Johannes Gutenberg-Universität Mainz,
Institute of Organic Chemistry,
stażysta w SPPiB

Cleavable polyethylene glycol (PEG) for various biomedical applications

Despite its outstanding properties, the use of poly(ethylene glycol) (PEG) for biomedical applications is limited to molecular weights up to 30,000 g mol-1 to permit renal excretion. This major drawback can be overcome using cleavable PEG, which must be degradable under physiological conditions. This work focuses on the incorporation of vinyl ether moieties into the polyether backbone, to establish degradability at physiological relevant pH. Starting from allylic ether containing initiators or using 3,4 allyl epoxybutane as a comonomer for the classic anionic ring opening polymerization, allyl ether moieties can be introduced into the polyether backbone of PEG. Isomerization to vinyl ethers results in pH cleavable PEGs.
During the research stay in the Laboratory of Polymers and Biomaterials IPPT PAN, the preparation of crosslinked and pH cleavable PEG fibers obtained by electrospinning will be investigated, as well as the preparation of fibers from different poly(isoprene co styrene) copolymers of various architectures and topologies.

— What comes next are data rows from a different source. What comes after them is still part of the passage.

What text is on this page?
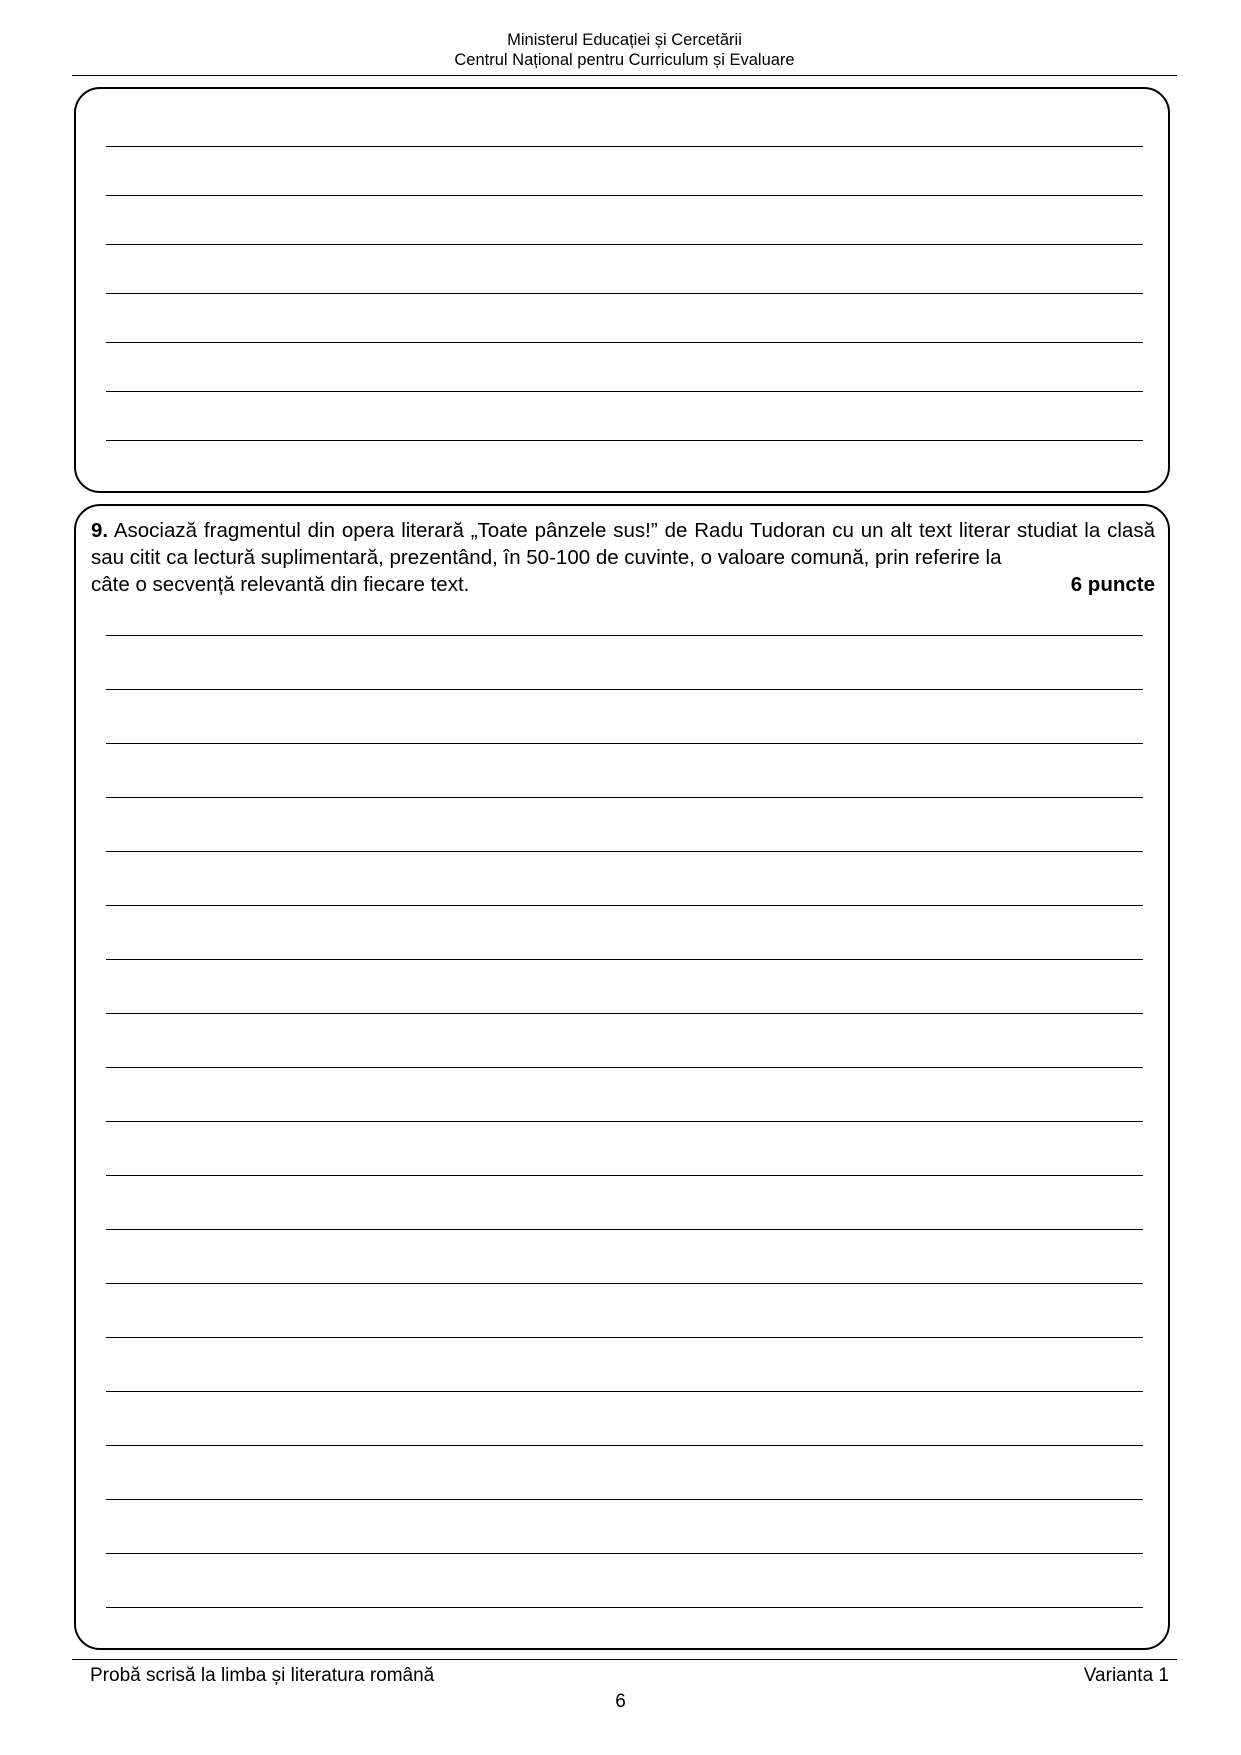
Ministerul Educației și Cercetării
Centrul Național pentru Curriculum și Evaluare
9. Asociază fragmentul din opera literară „Toate pânzele sus!” de Radu Tudoran cu un alt text literar studiat la clasă sau citit ca lectură suplimentară, prezentând, în 50-100 de cuvinte, o valoare comună, prin referire la
câte o secvență relevantă din fiecare text.	6 puncte
Probă scrisă la limba și literatura română	Varianta 1
6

2019-05-20 12:00, Sala: S3 im. W. Fiszdona, piętro III
Seongpil An, PhD
Postdoctoral Research Associate
Multiscale Mechanics and Nanotechnology Laboratory (Advisor: Dr. Alexander L. Yarin)
Department of Mechanical and Industrial Engineering, University of Illinois at Chicago

Multidisciplinary applications of micro- and nanofibers for fourth industrial revolution technologies

Micro and nanoscale fiber technologies have changed the practices in various engineering fields. These technologies have merged with advanced materials to enable engineering constructs, which improve the thermal, electrical, and physicochemical features of resulting materials. Hitherto, various fiber forming technologies have enabled engineers and scientists to move to the next stage in their achievement with accompanying numerous theoretical and experimental studies on developed fibers. In the last decade, fiber-based techniques especially for transparent conducting films and extrinsic self-healing materials have emerged as promising platforms in multidisciplinary engineering related to fourth industrial revolution (4IR) technologies. During this presentation, I will highlight our research progresses on transparent conducting films and extrinsic self-healing materials, and also discuss our research in the area of soft actuators. The presented nano-textured fiber technologies will have broad applications in the engineering fields for 4IR technologies.